Very
Hot Pacific Hurls Super Typhoon Vongfong Toward Japan
(Perfect Storm Vongfong churns on a course toward a weekend collision with Japan. Image source: NOAA.)
18 October, 2014
Bombification…
On
Monday afternoon, Typhoon Vongfong was a moderate strength category 2
storm churning through the open waters of the Western Pacific. These
waters, warmed to 1-2 degrees Celsius above the 20th Century average
by a merciless human heating of the world’s atmospheres and oceans
provided extra fuel upon which the still growing storm could feed.
In
the airs above, conditions grew more and more favorable, wind shear
dropped and an upper level high pressure system built over the
strengthening storm. These conditions allowed Vongfong to draw deep
from the newly heightened pool of potential storm energy of the
hotter than normal Western Pacific. The result was that Vongfong’s
pressure rapidly dropped to 900 mb, just 5 mb shy of super typhoon
Haiyan’s peak strength. Wind speeds surged by nearly 80 mph
inflating Vongfong to a powerful 180 mph monster.
Vongfong
is now the 6th Western Pacific storm to reach extreme category 5
intensity this year — the strongest tropical cyclone on record for
all of 2014 thus far.
Forecast
Track Brings Vongfong’s Heavy Rains Over Japan
Thankfully,
this human-warming amplified monster storm still remains well away
from the densely populated land masses of the Philippines and Japan
as it explores the absolute upper limits of maximum storm intensity.

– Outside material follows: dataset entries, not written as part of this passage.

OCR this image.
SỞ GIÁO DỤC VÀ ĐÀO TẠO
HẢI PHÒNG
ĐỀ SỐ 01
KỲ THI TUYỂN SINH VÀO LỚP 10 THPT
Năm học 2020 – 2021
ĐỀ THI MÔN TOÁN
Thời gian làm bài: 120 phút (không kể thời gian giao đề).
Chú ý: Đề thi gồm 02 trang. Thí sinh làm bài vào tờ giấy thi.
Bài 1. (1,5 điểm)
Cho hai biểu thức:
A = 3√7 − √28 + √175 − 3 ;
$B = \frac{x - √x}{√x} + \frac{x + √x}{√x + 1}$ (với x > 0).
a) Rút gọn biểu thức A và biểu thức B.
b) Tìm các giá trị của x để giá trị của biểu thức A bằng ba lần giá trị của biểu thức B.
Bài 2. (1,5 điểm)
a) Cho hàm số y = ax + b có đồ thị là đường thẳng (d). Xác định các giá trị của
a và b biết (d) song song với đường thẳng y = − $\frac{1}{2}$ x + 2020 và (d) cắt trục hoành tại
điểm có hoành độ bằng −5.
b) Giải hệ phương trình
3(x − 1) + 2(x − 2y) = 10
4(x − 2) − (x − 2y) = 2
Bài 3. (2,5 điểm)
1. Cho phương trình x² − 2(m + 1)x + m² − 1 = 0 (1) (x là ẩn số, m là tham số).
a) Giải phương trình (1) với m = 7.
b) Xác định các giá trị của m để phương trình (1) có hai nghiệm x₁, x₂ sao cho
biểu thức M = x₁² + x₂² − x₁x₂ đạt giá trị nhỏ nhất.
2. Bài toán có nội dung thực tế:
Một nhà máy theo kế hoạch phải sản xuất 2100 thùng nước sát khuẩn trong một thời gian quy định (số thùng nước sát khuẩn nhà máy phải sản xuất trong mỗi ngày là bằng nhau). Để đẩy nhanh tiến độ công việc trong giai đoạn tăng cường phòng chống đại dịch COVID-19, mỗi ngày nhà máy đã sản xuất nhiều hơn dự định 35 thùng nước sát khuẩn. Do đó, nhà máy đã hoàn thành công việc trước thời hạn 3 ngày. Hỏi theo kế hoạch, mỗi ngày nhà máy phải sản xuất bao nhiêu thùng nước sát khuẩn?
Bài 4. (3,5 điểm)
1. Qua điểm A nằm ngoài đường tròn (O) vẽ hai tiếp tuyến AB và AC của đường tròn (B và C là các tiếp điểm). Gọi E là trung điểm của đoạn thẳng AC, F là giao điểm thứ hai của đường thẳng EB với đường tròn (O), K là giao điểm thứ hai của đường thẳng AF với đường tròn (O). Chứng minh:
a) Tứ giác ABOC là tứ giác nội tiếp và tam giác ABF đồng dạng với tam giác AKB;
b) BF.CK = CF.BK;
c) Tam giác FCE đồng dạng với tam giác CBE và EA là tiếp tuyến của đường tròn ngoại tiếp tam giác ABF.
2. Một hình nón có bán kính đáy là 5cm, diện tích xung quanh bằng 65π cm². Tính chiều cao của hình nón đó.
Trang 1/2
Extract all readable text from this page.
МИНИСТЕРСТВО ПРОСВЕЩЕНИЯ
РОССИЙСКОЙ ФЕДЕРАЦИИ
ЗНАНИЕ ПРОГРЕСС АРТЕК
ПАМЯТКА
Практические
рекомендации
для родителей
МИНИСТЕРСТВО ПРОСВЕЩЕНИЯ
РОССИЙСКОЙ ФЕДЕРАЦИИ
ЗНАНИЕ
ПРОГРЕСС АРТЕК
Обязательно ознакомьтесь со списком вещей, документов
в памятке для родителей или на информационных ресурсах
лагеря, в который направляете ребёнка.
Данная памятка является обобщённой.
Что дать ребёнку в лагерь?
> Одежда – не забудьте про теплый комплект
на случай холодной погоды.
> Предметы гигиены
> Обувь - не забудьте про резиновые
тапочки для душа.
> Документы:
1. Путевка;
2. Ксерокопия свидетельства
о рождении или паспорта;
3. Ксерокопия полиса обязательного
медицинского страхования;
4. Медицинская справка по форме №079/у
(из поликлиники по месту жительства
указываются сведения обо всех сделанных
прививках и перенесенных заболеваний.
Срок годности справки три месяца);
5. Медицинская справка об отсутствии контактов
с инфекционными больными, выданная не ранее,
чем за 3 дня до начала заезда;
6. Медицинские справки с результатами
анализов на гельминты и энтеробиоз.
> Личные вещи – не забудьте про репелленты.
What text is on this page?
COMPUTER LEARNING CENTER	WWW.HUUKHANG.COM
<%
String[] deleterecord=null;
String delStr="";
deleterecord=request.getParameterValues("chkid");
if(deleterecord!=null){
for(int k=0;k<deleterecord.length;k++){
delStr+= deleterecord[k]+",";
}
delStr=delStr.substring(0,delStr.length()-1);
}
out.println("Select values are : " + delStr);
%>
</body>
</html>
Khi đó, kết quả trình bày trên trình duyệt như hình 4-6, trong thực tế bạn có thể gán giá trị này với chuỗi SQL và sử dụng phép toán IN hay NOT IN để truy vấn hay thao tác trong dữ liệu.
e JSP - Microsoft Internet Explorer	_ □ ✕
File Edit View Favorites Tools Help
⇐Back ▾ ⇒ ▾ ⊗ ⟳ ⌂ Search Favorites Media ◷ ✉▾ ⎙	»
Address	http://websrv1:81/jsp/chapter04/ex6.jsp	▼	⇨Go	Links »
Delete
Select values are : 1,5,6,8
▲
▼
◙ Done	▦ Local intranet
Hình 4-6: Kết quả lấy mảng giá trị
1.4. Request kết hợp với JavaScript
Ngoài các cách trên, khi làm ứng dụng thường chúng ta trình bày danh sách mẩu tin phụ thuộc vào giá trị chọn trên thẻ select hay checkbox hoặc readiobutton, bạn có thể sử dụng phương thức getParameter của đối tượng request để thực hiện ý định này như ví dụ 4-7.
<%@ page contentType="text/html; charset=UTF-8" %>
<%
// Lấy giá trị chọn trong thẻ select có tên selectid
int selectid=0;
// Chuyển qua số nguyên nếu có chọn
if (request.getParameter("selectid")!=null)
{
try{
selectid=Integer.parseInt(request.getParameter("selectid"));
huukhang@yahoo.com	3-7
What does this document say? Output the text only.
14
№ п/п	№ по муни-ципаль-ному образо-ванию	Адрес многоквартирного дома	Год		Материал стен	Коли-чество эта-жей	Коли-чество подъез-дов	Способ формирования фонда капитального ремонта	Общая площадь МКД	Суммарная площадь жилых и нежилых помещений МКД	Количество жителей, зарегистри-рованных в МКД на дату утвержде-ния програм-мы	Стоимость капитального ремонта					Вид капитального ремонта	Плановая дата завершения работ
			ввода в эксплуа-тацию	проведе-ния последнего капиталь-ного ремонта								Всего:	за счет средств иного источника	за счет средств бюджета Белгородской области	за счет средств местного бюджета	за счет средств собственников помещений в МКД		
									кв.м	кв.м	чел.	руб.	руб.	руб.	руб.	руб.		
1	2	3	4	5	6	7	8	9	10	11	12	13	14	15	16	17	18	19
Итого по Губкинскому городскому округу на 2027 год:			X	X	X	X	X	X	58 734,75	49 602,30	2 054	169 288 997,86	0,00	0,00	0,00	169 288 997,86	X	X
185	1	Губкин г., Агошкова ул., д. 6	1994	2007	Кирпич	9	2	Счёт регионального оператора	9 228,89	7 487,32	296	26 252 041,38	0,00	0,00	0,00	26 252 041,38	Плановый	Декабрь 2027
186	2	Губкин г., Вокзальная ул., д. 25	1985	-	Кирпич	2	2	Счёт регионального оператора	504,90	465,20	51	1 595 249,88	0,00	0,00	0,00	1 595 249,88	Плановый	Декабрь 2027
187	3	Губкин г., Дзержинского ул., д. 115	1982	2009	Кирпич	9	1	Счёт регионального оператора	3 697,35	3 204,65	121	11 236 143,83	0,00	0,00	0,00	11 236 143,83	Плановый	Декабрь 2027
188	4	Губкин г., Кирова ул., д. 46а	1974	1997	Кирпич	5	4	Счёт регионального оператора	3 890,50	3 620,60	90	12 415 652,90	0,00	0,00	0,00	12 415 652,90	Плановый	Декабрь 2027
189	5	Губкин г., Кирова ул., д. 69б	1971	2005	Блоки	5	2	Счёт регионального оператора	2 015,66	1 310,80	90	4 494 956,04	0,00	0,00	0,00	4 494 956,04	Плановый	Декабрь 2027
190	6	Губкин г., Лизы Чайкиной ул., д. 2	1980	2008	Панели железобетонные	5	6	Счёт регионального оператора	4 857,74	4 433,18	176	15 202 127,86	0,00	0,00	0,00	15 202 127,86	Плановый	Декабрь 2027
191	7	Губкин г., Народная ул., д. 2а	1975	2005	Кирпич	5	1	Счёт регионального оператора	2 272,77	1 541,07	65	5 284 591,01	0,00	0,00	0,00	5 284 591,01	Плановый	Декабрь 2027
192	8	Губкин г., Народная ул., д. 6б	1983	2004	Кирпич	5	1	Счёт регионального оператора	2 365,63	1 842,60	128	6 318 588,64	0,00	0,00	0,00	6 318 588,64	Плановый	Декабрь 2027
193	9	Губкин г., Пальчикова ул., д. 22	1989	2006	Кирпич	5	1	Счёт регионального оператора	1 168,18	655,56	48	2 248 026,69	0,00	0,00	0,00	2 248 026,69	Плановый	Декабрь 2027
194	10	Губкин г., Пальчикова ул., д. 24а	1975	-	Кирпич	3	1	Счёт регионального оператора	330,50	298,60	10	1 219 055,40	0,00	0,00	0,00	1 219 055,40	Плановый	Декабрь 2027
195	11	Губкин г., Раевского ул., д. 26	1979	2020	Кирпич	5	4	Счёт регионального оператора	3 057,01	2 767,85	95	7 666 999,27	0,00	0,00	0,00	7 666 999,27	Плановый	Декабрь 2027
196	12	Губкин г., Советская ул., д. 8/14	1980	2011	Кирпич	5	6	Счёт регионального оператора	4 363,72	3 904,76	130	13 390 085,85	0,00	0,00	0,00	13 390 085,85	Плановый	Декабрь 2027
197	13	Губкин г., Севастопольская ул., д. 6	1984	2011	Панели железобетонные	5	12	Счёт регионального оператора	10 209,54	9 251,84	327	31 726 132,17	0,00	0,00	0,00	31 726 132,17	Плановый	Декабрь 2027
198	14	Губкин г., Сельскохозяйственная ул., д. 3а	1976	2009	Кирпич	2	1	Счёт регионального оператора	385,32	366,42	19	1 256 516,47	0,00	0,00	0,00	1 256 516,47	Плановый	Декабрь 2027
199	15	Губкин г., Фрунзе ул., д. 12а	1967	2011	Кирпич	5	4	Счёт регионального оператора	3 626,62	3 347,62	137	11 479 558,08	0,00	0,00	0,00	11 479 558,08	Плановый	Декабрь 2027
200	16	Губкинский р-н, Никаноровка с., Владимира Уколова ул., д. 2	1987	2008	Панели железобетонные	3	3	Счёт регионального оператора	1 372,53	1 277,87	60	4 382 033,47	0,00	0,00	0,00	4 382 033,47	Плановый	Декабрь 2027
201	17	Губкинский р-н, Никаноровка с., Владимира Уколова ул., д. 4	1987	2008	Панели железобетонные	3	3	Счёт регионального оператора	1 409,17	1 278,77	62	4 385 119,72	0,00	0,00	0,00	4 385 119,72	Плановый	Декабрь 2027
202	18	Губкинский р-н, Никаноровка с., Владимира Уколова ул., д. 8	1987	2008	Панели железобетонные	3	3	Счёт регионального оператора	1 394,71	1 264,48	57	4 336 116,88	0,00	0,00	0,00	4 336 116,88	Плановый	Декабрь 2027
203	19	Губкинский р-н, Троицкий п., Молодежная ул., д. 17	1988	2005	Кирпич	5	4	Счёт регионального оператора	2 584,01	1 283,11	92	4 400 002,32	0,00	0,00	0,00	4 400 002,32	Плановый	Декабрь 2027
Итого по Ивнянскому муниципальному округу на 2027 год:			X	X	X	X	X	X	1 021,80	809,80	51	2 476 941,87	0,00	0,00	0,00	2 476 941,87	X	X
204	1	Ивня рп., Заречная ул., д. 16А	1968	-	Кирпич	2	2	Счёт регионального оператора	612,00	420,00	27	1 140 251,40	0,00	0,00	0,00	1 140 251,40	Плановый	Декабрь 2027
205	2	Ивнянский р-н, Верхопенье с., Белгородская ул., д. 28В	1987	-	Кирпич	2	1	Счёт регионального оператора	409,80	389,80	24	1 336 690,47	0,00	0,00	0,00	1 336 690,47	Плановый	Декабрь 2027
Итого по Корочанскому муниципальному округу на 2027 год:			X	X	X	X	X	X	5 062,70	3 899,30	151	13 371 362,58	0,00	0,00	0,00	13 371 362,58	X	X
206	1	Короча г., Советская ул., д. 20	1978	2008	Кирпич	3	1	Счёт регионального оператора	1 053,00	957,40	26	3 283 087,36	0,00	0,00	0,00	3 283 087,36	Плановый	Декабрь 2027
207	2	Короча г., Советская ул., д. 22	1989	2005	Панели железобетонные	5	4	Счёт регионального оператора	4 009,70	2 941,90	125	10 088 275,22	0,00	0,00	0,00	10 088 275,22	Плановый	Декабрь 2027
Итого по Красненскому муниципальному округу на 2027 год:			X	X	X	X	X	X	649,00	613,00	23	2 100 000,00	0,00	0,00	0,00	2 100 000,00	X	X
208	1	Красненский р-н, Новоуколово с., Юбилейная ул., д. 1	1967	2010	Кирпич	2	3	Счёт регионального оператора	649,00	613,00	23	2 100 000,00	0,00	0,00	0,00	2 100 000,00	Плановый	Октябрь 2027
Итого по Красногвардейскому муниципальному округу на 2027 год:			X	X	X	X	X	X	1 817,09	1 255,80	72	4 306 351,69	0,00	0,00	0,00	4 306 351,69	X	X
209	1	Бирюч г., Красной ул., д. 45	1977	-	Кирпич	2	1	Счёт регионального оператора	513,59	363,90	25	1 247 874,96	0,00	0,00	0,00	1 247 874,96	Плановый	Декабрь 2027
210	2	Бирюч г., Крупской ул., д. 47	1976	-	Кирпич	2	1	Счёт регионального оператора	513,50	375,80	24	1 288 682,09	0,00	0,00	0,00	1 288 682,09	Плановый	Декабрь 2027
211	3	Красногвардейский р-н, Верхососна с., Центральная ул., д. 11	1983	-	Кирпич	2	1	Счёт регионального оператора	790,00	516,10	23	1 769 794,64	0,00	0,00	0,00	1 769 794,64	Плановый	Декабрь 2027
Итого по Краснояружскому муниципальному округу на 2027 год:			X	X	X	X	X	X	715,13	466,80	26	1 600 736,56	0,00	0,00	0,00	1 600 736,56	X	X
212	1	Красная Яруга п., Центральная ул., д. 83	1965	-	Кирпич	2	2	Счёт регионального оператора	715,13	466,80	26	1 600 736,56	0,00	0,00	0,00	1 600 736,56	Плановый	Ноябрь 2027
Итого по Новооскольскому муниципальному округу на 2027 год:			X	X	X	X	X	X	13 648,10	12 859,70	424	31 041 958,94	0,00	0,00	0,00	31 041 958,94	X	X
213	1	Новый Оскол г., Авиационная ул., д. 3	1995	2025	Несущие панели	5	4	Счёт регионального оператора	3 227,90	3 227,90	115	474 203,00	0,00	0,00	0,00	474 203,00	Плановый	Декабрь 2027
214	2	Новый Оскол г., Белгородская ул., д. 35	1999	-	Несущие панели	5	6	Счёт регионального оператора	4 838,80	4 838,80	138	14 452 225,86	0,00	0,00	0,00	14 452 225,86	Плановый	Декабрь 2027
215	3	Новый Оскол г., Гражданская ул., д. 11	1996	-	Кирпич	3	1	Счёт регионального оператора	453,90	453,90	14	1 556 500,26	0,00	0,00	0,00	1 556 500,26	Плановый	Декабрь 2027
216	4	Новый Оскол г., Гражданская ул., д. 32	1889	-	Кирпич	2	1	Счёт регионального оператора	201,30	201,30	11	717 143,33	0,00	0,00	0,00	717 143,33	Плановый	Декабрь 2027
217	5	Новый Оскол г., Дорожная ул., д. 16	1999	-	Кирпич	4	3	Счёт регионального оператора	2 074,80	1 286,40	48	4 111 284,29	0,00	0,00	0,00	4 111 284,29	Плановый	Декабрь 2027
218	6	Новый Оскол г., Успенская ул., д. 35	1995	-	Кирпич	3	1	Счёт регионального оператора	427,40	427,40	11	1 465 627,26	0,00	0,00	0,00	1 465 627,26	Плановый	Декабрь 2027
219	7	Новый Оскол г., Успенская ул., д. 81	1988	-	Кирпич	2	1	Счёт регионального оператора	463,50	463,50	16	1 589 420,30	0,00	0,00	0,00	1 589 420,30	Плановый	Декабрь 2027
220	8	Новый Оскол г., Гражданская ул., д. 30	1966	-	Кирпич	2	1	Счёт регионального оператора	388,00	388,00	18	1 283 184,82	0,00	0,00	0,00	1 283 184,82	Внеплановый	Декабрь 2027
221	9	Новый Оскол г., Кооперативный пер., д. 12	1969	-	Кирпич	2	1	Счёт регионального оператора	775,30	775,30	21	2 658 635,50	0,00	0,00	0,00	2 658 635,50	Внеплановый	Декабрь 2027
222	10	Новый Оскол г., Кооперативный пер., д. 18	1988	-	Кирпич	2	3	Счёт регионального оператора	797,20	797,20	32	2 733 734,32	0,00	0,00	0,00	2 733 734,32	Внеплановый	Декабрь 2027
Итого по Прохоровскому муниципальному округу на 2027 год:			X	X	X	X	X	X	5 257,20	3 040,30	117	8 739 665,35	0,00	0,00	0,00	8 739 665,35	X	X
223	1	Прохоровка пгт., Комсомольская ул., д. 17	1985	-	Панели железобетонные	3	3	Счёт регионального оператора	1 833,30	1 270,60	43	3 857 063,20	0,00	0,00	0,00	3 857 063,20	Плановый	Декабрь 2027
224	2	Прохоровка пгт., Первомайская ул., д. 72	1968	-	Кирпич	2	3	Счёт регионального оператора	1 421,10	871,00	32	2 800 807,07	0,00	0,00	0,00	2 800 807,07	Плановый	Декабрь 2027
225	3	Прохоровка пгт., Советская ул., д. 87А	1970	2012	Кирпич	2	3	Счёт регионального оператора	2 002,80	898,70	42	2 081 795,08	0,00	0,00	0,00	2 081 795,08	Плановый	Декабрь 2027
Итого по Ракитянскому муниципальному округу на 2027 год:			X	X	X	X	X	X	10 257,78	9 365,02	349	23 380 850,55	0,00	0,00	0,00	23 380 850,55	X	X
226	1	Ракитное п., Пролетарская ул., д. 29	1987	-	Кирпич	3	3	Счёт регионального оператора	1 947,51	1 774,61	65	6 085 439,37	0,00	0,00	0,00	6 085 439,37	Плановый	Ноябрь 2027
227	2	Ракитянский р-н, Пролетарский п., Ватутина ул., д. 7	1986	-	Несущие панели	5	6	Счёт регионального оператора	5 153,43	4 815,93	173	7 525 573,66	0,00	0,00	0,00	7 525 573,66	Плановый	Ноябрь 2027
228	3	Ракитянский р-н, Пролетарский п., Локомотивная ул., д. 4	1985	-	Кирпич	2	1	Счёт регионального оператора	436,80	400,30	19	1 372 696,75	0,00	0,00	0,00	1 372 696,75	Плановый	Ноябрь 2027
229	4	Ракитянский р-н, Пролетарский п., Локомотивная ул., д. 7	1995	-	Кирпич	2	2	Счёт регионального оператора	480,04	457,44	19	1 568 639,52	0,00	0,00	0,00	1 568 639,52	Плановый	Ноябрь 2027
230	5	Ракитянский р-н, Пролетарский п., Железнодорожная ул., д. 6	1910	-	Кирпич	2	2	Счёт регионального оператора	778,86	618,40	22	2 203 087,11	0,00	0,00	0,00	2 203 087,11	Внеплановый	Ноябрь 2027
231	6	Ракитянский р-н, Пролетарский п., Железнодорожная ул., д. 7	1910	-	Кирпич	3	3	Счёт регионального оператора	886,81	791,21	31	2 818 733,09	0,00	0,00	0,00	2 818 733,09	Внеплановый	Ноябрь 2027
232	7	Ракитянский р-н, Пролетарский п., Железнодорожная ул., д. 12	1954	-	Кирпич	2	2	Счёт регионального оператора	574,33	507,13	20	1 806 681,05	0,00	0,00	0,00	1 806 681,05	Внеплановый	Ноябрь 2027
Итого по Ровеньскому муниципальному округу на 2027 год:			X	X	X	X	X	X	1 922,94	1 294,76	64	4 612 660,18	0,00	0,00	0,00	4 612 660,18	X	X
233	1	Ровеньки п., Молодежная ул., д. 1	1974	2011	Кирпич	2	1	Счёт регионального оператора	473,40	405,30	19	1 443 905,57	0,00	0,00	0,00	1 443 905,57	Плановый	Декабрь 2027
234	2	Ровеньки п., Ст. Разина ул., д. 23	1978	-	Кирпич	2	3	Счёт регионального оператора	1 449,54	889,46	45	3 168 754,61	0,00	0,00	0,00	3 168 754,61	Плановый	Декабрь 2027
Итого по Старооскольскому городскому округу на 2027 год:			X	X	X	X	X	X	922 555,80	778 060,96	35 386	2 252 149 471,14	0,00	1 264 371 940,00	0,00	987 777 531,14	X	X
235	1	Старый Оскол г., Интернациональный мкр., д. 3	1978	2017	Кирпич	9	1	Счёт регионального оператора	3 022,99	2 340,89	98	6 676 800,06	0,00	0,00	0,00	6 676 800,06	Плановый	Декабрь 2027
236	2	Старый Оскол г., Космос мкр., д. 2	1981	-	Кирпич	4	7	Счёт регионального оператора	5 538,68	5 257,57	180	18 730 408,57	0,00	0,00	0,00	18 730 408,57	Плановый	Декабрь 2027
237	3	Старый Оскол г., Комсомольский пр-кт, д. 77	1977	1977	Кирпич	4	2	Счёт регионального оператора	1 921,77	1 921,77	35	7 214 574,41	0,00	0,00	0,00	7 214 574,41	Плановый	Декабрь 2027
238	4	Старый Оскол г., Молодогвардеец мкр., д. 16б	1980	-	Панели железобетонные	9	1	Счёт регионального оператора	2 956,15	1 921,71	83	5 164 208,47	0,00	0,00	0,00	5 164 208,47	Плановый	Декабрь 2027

But, by this weekend, Vongfong is expected to come slamming into the
island chain near Okinawa as a strong category 3 storm and then to
ride into Japan as a category 2 storm, bearing strong winds and
dumping copious amounts of rain over the already water-logged
archipelago.
(Vongfong forecast strength and track. Image source: Joint Typhoon Warning Center.)
Japan,
during the month of September, received extraordinary rainfall
totals, in some places breaking all-time records. Now, during
October, a 1-2 punch of Western Pacific storms threatens to bring
more flooding to already saturated regions. As of today, official
forecasts for locations along Vongfong’s track could receive more
than 10 inches of rain by this weekend. A heavy addition to already
record fall totals for the archipelago nation.
Conditions
in Context
Overall,
the Pacific Ocean has been far warmer and stormier than is typical.
Today shows the broader Northern Pacific at an extraordinary +1.18
degrees Celsius above the already hotter than normal 1979 to 2000
average. And this extra heat seems to be heightening storm formation
in regions where storm-feeding atmospheric instability and moist air
abound. In total, the North Pacific Basin has seen 38 tropical
cyclones this year, just shy of the annual average of 40-45 and with
nearly three months left to go in the year. Some of these storms have
been among the most intense on record with fully six super typhoons
spawning in the Western Pacific and with the Eastern Pacific seeing
its 4th strongest storm ever to form for that basin — category
5 Hurricane Marie.
(NOAA sea surface temperature anomaly for the Pacific Ocean between 40 N and 40 S Latitudes. Image source: NOAA/Ocean Surface Observation.)
Though
most of the intense heat anomalies are to the north and east, almost
all regions show above average water temperatures. The waters along
the typical typhoon track running toward Japan, for example, range
from 0.5 to 1.5 C above average just east of the Philippines to 1 to
3 C above average in a zone east of Taiwan and just south of Japan.